Foucault: Discipline, Power and Photography

This exercise asks us to think about the key messages in (Green, 2005) which discusses the implications for photography of Foucault’s work on the interrelation of power and discipline. The article identifies the surveillance aspect of a key feature in the exercise of power, and although it does not mention them specifically there are a number of old photographs illustrating the article that display this aspect. The photos appear to have a colonial descent, and specifically they show non-whites in situations which would almost certainly not be tolerated for pictures of Europeans i.e unclothed and subject to physical measurements.
The article also observes that the mechanisms of power operate at all levels in society – some arguing that it is all pervasive and so impossible to resist.
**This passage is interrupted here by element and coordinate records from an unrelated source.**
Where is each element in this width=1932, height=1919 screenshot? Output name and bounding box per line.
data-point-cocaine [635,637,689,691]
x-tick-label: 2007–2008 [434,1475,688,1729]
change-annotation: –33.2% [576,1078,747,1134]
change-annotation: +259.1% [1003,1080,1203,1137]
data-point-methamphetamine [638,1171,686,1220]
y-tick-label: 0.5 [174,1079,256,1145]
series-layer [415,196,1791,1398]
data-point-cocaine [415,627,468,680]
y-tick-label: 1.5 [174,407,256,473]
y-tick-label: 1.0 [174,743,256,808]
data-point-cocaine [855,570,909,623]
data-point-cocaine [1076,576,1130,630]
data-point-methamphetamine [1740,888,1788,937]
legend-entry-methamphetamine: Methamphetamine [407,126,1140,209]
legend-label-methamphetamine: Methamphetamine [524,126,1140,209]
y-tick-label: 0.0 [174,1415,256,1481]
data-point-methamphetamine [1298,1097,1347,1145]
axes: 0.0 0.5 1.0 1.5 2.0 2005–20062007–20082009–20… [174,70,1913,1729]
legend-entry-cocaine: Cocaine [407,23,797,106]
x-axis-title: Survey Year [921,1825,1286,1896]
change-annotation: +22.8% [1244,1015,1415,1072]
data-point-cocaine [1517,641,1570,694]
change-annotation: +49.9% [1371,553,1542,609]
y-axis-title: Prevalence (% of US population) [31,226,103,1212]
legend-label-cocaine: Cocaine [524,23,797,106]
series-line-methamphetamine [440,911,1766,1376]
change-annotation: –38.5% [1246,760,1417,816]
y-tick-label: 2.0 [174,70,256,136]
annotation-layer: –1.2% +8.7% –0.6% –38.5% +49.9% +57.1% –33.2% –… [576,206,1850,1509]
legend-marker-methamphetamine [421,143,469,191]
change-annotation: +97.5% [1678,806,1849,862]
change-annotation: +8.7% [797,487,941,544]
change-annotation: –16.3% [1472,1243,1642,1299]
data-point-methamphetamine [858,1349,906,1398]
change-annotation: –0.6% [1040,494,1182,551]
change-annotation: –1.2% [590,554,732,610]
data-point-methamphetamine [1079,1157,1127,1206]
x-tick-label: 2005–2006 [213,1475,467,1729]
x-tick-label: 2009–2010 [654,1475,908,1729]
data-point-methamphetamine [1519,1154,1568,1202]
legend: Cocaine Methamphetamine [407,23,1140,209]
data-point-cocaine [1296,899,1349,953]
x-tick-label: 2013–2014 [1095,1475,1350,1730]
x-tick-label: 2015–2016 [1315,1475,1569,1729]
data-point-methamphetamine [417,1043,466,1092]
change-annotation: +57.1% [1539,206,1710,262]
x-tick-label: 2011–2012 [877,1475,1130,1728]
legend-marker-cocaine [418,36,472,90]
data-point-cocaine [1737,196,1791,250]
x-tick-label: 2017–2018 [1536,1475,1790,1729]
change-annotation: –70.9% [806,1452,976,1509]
It is not explicitly stated but this seems to have genuine relevance for photography as seen, for example, in the use of embarrassing selfies as a primitive form of blackmail on social media.
Green notes that Foucault suggests that we must engage with this power at the point of application and come up with forms of photography that can act in opposition to it.
I’m struck here by the application to celebrity photography. Celebrities are, to some extent created through the mechanisms of surveillance – we want to see their films, we want to know about their lives. Their celebrity status is seated in their ability to control the surveillance they need to maintain that celebrity. At the same time, the mass media exert power over them by publicising their human imperfections as revealed by paparazzi photography – imposing bodily and behavioural norms – which the celebrities then attempt to resist at a local level by using the courts to maintain some privacy, some freedom from uncontrolled surveillance. Photographers then complain bitterly about such attacks on their own freedom to photograph who and what they like – in other words their ability to exert power over non-celebrities who do not have the ability to resort to the law.
Is this over-thinking it? I don’t believe it is. For example, it seems highly unlikely to me that the drunken individuals photographed by Dench (discussed here) really wanted their images displayed on the internet, but they are by and large powerless to prevent it. While it could be argued that this is simply society imposing its moral power on those who transgress, who placed the moral right to act as enforcers into the hands of photographers?